There has been no love lost between Putin and Ukraine’s ousted former president Viktor Yanukovich, who Putin has criticized for not cracking down more harshly on the mass demonstrations in Kiev that ultimately toppled his pro-Russian government. Still, bringing the deposed president to talks as Russia’s pawn might be a workaround that allows for "multilateral" negotiations without undermining the Kremlin's stance that Yanukovich remains the legitimate ruler of Ukraine.
A second stipulation likely necessary to bring Putin to the table is that he be able to stage a face-saving exit from Ukraine. Russians have by and large approved of Putin’s aggressive handling of the Ukraine situation, which many in Russia view as a front in the revived Cold War, and there is risk that if Putin appears to bend to Western pressure he might undo those gains at home. Putin will want to walk away from talks with something to show for it, and an autonomous Crimea seems the most likely prize.

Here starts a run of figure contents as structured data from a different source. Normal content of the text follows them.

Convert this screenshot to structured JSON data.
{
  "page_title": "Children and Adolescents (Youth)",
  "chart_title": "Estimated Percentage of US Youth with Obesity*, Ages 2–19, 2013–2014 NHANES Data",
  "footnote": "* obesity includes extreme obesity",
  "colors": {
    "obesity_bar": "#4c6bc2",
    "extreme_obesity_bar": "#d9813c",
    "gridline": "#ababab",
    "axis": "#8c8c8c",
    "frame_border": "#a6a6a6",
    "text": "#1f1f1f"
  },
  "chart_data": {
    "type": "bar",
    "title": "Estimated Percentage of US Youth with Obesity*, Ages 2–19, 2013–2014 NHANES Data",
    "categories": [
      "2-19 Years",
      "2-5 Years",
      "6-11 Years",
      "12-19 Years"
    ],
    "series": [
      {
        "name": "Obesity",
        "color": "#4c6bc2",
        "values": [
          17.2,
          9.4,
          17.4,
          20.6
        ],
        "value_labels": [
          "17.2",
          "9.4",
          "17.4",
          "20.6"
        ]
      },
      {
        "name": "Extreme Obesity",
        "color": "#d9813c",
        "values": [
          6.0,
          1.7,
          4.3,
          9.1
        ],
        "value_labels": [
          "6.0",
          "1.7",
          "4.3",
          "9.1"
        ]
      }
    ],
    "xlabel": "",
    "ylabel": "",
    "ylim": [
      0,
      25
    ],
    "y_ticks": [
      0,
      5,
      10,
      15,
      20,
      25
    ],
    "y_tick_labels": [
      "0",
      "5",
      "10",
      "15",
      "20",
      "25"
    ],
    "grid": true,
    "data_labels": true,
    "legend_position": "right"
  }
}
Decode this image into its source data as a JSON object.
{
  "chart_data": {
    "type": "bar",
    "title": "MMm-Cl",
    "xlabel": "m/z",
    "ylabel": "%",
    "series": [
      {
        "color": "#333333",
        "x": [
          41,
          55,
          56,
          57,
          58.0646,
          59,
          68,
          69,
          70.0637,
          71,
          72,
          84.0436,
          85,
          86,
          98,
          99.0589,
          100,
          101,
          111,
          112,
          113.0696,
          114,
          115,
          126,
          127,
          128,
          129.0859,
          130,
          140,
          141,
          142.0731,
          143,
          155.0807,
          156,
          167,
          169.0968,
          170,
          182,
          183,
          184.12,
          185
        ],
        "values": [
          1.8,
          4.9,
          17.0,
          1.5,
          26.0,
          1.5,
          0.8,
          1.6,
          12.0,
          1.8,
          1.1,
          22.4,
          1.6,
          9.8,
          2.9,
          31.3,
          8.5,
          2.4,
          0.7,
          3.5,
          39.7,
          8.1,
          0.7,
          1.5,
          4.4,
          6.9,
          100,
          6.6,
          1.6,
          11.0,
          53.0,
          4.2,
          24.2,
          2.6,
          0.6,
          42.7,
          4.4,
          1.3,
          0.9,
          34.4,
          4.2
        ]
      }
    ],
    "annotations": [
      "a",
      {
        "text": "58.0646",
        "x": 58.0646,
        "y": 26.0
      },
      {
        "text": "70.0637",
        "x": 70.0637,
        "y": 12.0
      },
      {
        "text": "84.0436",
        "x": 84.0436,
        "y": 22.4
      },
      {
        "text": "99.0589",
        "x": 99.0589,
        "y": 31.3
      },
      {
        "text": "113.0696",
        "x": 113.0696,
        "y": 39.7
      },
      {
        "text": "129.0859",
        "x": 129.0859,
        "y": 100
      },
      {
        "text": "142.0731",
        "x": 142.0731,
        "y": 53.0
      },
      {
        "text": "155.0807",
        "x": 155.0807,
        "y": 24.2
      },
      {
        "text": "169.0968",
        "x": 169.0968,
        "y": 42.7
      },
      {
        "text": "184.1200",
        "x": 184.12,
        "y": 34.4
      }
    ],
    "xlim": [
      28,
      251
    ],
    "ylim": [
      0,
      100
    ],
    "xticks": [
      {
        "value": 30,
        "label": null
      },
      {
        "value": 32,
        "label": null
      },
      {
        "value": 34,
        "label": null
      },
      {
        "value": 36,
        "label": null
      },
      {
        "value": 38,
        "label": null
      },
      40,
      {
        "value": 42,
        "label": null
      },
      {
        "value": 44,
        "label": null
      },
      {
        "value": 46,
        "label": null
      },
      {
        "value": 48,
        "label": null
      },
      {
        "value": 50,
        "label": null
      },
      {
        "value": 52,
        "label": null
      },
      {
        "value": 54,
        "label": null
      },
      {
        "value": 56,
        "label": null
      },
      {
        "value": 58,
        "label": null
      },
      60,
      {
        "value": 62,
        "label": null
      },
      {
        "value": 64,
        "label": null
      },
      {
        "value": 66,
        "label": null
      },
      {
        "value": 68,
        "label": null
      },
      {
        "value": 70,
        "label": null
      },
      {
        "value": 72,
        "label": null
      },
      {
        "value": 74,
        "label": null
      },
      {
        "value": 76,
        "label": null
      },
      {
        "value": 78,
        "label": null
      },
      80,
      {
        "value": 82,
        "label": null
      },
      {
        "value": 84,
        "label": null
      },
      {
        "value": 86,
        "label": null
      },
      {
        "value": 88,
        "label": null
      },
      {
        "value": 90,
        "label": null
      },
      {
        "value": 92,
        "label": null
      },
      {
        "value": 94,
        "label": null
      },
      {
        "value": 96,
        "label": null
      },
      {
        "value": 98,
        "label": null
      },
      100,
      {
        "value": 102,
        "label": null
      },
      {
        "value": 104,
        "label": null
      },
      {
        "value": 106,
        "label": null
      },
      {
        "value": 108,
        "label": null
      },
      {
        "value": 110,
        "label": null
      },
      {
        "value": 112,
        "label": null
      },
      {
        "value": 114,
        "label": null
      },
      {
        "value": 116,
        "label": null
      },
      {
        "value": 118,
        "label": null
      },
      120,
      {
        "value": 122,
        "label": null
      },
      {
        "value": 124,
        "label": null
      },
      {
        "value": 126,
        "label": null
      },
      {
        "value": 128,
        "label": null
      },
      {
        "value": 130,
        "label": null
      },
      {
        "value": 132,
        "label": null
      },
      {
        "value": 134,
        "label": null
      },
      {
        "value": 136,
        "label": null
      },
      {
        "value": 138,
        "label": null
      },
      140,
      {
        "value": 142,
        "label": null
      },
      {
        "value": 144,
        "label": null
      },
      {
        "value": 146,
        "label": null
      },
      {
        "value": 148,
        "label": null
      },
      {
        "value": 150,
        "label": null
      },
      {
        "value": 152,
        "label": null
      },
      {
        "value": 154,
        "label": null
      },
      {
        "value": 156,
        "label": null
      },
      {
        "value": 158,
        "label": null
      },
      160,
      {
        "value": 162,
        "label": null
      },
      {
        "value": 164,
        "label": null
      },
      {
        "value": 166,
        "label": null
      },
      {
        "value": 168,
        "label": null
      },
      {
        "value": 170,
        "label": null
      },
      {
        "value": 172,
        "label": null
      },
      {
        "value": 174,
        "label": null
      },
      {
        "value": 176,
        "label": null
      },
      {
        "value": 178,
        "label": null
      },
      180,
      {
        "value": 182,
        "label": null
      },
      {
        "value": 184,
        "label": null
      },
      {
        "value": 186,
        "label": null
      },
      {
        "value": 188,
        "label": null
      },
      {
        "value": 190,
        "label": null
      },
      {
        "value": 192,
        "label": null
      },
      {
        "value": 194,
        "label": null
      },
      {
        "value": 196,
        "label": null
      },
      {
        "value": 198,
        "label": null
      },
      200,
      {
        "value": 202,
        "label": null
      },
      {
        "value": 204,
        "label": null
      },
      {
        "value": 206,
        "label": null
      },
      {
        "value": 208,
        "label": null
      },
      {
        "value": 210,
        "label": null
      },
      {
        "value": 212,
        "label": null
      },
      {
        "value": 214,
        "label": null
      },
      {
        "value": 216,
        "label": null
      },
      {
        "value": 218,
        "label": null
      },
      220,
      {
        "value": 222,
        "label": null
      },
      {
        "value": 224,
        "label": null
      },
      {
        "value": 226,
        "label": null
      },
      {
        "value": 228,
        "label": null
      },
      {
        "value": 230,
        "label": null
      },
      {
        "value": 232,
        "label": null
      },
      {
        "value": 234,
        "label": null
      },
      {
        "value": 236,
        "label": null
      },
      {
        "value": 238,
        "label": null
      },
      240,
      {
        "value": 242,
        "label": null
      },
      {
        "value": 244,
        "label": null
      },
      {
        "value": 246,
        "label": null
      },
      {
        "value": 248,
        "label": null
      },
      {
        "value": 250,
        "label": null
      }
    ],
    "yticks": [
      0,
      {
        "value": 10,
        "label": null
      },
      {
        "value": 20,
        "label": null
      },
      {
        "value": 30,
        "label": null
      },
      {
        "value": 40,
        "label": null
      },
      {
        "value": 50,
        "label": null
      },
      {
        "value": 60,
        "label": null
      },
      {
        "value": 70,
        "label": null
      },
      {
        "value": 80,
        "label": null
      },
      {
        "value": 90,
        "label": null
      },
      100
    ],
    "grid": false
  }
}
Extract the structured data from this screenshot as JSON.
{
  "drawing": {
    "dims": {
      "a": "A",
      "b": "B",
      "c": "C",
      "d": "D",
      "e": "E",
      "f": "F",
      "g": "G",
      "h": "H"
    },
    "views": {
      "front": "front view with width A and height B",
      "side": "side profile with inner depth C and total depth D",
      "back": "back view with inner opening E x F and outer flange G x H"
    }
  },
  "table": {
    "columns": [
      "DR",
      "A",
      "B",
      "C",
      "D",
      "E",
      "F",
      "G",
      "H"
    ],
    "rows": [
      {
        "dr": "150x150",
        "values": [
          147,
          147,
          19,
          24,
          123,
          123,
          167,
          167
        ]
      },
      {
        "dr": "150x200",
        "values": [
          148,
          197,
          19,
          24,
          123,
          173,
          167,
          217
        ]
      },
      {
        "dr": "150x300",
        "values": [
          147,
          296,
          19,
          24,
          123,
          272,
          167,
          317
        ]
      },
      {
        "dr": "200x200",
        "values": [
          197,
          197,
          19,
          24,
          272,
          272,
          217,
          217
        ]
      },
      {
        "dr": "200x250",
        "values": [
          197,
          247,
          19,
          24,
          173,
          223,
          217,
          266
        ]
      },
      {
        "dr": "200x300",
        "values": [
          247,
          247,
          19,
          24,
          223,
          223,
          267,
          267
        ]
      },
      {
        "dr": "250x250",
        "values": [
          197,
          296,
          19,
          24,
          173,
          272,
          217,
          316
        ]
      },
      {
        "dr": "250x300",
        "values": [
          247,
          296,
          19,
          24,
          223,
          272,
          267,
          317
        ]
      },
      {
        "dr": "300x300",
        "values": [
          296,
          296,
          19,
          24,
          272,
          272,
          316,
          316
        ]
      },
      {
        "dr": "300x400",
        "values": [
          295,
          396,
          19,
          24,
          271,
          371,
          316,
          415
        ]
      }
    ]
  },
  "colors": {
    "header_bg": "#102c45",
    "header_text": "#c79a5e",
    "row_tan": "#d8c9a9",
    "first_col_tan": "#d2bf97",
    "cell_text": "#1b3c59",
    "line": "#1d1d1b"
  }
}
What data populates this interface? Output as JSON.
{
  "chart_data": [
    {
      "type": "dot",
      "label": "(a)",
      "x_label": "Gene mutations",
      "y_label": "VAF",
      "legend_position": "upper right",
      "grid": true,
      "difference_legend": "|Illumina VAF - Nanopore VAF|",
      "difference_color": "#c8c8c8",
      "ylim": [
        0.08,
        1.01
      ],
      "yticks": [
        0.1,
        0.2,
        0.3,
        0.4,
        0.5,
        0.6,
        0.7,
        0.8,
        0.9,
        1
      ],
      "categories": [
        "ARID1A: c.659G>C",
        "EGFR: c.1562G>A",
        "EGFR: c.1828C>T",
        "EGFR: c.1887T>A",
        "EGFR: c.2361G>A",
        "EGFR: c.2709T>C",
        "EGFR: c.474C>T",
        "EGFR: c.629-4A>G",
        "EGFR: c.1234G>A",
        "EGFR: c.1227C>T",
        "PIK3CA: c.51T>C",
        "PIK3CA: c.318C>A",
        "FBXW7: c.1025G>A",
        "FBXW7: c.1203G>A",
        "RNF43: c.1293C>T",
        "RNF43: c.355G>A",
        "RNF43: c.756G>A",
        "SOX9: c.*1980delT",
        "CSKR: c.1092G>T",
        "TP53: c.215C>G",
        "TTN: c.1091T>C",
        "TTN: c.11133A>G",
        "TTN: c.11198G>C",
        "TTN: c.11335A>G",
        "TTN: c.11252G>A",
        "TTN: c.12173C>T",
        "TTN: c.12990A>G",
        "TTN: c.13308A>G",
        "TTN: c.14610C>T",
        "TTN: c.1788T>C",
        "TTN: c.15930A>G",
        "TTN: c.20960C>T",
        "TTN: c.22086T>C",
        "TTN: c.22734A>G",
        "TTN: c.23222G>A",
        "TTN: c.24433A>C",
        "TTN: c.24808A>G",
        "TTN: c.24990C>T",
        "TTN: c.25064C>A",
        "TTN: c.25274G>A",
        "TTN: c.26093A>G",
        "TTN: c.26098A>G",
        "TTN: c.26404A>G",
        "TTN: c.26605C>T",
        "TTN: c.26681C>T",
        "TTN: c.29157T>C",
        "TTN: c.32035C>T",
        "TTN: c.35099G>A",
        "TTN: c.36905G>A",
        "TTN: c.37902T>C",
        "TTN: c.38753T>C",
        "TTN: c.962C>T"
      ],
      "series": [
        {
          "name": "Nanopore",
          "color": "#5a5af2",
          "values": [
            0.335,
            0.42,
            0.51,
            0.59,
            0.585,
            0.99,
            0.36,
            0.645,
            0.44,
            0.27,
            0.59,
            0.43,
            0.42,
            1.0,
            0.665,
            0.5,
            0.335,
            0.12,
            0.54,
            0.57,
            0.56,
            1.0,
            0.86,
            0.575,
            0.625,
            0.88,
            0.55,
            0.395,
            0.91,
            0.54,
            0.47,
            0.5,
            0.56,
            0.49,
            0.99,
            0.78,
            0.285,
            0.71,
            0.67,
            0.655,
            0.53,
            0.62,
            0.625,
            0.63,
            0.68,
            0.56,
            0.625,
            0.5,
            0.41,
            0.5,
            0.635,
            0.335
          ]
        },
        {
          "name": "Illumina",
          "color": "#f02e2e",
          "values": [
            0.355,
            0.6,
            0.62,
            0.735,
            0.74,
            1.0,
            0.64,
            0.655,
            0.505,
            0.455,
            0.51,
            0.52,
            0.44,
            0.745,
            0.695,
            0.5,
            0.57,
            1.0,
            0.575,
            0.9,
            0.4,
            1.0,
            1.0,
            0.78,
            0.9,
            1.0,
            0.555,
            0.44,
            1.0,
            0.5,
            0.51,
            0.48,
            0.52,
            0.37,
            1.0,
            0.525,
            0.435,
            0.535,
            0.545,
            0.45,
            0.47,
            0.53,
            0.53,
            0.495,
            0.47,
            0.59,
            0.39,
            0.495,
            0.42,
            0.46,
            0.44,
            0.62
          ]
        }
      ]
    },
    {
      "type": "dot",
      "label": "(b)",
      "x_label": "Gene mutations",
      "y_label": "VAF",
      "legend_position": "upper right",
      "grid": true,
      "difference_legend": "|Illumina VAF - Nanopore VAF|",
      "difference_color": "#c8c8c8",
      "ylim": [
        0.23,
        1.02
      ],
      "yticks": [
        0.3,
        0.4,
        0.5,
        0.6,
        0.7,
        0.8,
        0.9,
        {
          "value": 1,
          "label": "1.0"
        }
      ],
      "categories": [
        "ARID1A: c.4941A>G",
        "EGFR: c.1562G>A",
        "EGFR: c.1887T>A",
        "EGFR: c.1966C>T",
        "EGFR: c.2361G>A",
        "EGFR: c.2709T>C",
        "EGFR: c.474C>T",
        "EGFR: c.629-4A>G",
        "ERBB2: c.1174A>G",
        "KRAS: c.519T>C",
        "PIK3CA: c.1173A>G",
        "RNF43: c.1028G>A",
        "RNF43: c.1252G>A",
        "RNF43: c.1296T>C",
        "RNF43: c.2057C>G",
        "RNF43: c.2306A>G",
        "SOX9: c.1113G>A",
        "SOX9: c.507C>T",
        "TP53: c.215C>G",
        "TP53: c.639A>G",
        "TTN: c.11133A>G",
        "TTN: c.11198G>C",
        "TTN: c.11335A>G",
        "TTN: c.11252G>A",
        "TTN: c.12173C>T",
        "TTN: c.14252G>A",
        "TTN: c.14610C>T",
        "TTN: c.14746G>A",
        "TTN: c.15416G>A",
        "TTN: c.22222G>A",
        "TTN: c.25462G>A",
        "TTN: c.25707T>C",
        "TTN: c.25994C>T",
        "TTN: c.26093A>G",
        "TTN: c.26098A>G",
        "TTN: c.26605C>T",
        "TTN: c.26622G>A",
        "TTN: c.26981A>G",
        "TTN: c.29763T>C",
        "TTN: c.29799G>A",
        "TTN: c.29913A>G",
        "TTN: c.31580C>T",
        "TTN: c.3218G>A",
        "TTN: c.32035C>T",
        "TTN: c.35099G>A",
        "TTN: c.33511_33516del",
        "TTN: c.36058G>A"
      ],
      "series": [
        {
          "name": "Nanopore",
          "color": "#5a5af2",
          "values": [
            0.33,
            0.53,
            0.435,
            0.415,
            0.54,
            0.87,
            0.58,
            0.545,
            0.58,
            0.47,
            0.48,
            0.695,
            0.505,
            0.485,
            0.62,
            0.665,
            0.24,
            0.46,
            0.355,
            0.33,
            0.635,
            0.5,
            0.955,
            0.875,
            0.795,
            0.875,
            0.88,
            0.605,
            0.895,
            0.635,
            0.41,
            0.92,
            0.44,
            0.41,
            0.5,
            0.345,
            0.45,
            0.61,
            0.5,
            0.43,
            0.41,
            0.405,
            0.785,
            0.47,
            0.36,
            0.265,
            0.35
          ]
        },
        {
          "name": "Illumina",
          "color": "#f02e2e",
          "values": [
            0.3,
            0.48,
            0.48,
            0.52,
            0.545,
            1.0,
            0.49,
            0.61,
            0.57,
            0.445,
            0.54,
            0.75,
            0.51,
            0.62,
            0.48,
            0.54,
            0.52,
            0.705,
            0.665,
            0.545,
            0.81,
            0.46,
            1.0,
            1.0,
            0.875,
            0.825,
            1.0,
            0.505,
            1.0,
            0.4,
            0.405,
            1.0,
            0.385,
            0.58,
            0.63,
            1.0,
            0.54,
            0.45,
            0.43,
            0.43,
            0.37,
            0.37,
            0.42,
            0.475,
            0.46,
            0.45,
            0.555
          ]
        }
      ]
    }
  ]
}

In an op-ed for the New York Times on Thursday, Ruslan Pukhov, Director of the Moscow-based Centre for Analysis of Strategies and Technologies, argued that autonomy for Crimea was Putin's foremost goal all along. "Mr. Putin is seeking to strong-arm the new, weak and unstable government in Kiev into agreeing to full autonomy for Crimea rather than risk a full scale invasion into Ukraine and a partition that chops off the country’s entire south and east," he wrote. In other words, Crimea is the price the new government of Ukraine must pay for scorning Russia.
Even if that is an acceptable, or at least an inevitable concession, diplomats and the interim government in Kiev will be walking on eggshells. As Putin said in his Tuesday press conference, Russia has reserved the right to ramp up its military movements once again. Whatever steps toward de-escalation are taken over the next few days could unravel if an errant bullet should strike an ethnic Russian anywhere in Ukraine, providing Russia with the pretext it needs for a full-on invasion under the auspices of protecting the majority ethnic Russian population on the peninsula.
That looming threat underlines the final — and most critical — component to any de-escalation effort: Ukraine must continue to stand back even as its territorial integrity is violated. If that means abandoning Crimea, analysts say, so be it.
“I think it is already lost at this point,” said Stoner-Weiss. “The question is will it be lost bloodlessly, or will Ukraine fight back and stage a losing battle.”